Tip: While the restaurant can get very busy, it really is worth the wait. Having to wait by such a beautiful landscape isn’t too bad of a price to pay anyway. 🙂
Craig Thomas Discovery and Visitor's Center
This relatively newly built visitor’s center is a nice place to stop during your day in Grand Teton National Park. Inside is a bookstore so don’t forget to stamp your Park Passport books! Also, you can pick up a Christmas ornament for your family travel tree.
There is a raised relief map giving you an aerial view of the Grand Tetons and all that makes up the park. Addtionally, there is a 24 minute HD movie that you and your family can watch about Grand Teton National Park. The Craig Thomas Discovery Visitor’s Center also offers trip planing assistance and there’s a permit desk if you plan to do additional things while in Grand Teton.
Chapel of the Sacred Heart
Chapel of the Sacred Heart was built in 1937 and remodeled in 2003. The Chapel seats about 115 people and weekend Masses are held June through September.
Although a basic log cabin in structure, its simplicity is what seems to make it so beautiful. This would also be a nice place to bring a lunch and have a picnic.
While wildlife doesn’t seem to be as prominent in Grand Teton as compared to Yellowstone, this park is indeed bear country.
At Oxbow Bend, deer, bald eagles, moose and even the occasional bear have been spotted. Near Mormon Row along Antelope Flats Road, bison and pronghorn seem to be plentiful. Moose-Wilson Road is also popular for wildlife enthusiasts. In particular, moose seem to have been spotted the most. However, there have been a lot of bear sightings as well.
Note: Moose-Wilson Road is closed to trailers and RV’s over 23 feet in length.
One of Grand Teton National Park’s most famous residents is Grizzly 399 ( AKA Grandma Grizzly). At 22 years old, she is much older than usual for non-captive grizzlies and has raised over a dozen cubs and grandcubs.
Tip: Wildlife viewing is best done in the early morning or early evening.
Visit Jackson Hole
Jackson Hole is so close to Grand Teton try to make the time to stop and visit. Going to the town square and taking a picture at the famous antler arch alone is worth going. Although used interchangeably, Jackson generally refers to the main town while Jackson Hole generally refers to the entire valley area.
We had a great time in Jackson Hole and there is a TON of food, shopping and activity options.
Tip 2: During the Summer months (especially July), hotels in Jackson not only book quickly, but are at a premium in terms of price ($200+ per night). Make sure that you plan accordingly if you’d like to stay in Jackson.

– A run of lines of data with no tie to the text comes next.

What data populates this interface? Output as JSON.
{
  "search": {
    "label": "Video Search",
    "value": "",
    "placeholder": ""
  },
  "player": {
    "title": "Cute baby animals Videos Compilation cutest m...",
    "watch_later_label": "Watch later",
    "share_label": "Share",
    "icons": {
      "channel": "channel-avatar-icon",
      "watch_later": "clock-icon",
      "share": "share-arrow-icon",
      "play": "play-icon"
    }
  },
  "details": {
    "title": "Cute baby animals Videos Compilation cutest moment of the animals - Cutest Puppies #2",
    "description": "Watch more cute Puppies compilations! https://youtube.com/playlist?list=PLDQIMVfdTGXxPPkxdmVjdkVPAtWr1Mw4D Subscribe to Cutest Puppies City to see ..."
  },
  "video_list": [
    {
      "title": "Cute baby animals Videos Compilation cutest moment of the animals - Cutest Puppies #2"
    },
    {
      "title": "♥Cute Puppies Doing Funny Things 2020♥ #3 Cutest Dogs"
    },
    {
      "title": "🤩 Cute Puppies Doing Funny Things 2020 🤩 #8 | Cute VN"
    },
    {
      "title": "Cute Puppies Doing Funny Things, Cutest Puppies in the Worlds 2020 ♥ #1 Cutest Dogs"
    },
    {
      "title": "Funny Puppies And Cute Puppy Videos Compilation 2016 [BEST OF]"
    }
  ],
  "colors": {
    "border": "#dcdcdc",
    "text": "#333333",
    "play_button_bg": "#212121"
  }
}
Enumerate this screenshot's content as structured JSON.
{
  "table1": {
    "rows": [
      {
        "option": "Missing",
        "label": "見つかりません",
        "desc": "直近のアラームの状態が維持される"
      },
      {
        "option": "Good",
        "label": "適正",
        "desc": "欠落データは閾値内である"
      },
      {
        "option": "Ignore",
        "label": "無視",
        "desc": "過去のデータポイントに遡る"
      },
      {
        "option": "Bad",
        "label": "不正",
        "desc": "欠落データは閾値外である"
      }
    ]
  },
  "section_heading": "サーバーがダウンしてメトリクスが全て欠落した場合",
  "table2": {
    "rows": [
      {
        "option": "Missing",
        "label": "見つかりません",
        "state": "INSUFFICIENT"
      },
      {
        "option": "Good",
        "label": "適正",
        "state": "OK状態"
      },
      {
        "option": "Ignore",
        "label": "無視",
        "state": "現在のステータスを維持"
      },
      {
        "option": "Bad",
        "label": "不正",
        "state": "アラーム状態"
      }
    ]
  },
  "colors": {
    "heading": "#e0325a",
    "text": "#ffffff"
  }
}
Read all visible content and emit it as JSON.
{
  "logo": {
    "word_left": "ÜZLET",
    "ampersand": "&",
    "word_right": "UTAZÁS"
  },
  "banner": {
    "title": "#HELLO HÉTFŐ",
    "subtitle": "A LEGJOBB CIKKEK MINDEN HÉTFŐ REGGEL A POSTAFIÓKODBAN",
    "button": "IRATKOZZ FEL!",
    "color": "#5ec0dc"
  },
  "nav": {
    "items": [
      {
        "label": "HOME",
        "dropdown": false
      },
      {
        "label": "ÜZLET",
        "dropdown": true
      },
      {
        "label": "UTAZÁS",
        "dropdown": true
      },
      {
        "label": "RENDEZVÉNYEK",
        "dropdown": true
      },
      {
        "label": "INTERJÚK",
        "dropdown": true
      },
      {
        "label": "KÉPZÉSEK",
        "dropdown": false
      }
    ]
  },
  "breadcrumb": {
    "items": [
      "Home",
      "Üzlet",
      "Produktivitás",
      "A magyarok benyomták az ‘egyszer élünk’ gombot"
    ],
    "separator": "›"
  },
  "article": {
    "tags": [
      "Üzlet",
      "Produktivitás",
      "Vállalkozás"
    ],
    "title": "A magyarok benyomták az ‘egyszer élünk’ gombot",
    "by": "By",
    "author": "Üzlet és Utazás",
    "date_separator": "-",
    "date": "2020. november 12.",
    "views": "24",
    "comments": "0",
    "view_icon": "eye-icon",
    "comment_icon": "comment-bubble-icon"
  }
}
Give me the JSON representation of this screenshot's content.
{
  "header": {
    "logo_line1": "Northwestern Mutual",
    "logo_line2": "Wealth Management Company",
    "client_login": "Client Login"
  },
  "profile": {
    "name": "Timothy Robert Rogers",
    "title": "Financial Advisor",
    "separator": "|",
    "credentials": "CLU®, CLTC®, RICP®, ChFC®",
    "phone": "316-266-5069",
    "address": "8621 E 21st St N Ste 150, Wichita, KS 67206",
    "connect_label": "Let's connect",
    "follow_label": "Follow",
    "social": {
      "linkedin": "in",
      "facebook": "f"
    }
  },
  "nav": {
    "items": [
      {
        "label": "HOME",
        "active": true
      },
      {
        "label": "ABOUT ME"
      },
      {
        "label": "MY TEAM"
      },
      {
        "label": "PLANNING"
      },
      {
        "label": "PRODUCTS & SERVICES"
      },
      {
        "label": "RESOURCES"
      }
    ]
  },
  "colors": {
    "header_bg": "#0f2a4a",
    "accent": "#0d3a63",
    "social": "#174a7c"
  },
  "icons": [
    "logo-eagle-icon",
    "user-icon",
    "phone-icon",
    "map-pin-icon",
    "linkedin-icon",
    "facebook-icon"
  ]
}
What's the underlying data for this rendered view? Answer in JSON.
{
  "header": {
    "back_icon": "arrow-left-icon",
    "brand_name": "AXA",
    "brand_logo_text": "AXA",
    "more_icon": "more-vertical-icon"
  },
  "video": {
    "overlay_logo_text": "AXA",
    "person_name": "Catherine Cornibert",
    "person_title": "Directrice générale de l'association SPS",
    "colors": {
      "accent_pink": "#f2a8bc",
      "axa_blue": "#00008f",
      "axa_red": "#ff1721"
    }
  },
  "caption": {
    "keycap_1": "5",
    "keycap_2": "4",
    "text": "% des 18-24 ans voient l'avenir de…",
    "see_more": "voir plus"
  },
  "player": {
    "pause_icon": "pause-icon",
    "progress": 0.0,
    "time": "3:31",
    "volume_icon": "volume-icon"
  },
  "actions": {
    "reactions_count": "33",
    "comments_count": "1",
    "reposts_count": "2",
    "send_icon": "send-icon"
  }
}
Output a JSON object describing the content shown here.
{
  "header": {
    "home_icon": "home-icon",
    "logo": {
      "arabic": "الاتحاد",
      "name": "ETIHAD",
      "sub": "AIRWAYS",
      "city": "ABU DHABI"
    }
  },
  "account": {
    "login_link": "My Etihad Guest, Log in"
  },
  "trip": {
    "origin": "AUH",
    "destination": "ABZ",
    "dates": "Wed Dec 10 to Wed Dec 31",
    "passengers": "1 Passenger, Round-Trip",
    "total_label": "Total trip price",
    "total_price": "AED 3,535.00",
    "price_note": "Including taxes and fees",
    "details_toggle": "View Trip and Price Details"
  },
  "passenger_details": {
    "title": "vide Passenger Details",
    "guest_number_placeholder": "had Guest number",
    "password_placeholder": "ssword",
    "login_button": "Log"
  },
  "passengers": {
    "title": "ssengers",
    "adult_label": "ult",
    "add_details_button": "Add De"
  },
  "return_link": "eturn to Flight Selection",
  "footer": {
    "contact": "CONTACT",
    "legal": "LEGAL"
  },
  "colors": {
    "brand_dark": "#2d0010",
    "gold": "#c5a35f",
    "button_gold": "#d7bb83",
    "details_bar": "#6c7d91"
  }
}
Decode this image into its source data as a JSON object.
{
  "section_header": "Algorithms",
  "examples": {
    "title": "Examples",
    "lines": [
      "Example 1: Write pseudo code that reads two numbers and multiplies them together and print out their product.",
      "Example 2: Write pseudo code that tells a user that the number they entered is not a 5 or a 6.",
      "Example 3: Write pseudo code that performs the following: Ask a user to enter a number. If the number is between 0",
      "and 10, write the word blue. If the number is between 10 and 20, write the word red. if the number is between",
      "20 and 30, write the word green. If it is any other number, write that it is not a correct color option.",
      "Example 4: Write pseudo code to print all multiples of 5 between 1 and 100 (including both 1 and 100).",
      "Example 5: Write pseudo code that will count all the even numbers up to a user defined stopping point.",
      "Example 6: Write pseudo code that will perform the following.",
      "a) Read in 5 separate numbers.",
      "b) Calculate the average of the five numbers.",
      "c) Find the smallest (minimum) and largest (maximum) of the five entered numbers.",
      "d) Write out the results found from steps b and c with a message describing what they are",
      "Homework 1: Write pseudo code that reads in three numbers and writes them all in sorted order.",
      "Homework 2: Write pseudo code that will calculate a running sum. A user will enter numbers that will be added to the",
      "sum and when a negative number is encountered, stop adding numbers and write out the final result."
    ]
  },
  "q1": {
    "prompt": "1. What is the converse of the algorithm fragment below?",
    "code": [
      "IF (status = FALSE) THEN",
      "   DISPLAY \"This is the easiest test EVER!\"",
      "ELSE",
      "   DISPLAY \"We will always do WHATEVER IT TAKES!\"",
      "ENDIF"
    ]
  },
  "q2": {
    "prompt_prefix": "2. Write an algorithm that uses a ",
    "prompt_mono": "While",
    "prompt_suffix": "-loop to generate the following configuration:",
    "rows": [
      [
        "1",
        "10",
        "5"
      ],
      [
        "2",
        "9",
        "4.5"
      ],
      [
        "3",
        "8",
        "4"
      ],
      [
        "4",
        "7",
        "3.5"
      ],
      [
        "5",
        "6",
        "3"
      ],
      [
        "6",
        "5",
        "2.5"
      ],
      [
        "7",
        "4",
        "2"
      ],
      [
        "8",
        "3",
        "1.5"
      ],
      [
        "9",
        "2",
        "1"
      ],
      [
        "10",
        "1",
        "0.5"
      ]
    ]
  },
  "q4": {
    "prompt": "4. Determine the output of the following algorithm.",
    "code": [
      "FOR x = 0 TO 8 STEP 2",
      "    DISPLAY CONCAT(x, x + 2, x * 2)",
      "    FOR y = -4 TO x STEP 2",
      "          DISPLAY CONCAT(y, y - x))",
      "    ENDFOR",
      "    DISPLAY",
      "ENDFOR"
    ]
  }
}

Grand Teton National Park is perfect for all kinds of travel. Whether you plan to camp, hike or you just want to sightsee and take beautiful pictures, this park offers abundant options. Additionally, couples, solo travelers or family travelers can all find somethng they enjoy and create wonderful memories.
Our boys ( 13 & 9) loved Grand Teton National Park and are already asking when we can go back. It’s great to breathe fresh air, get back to nature and have a day ( or two) of adventure, laughter and awe.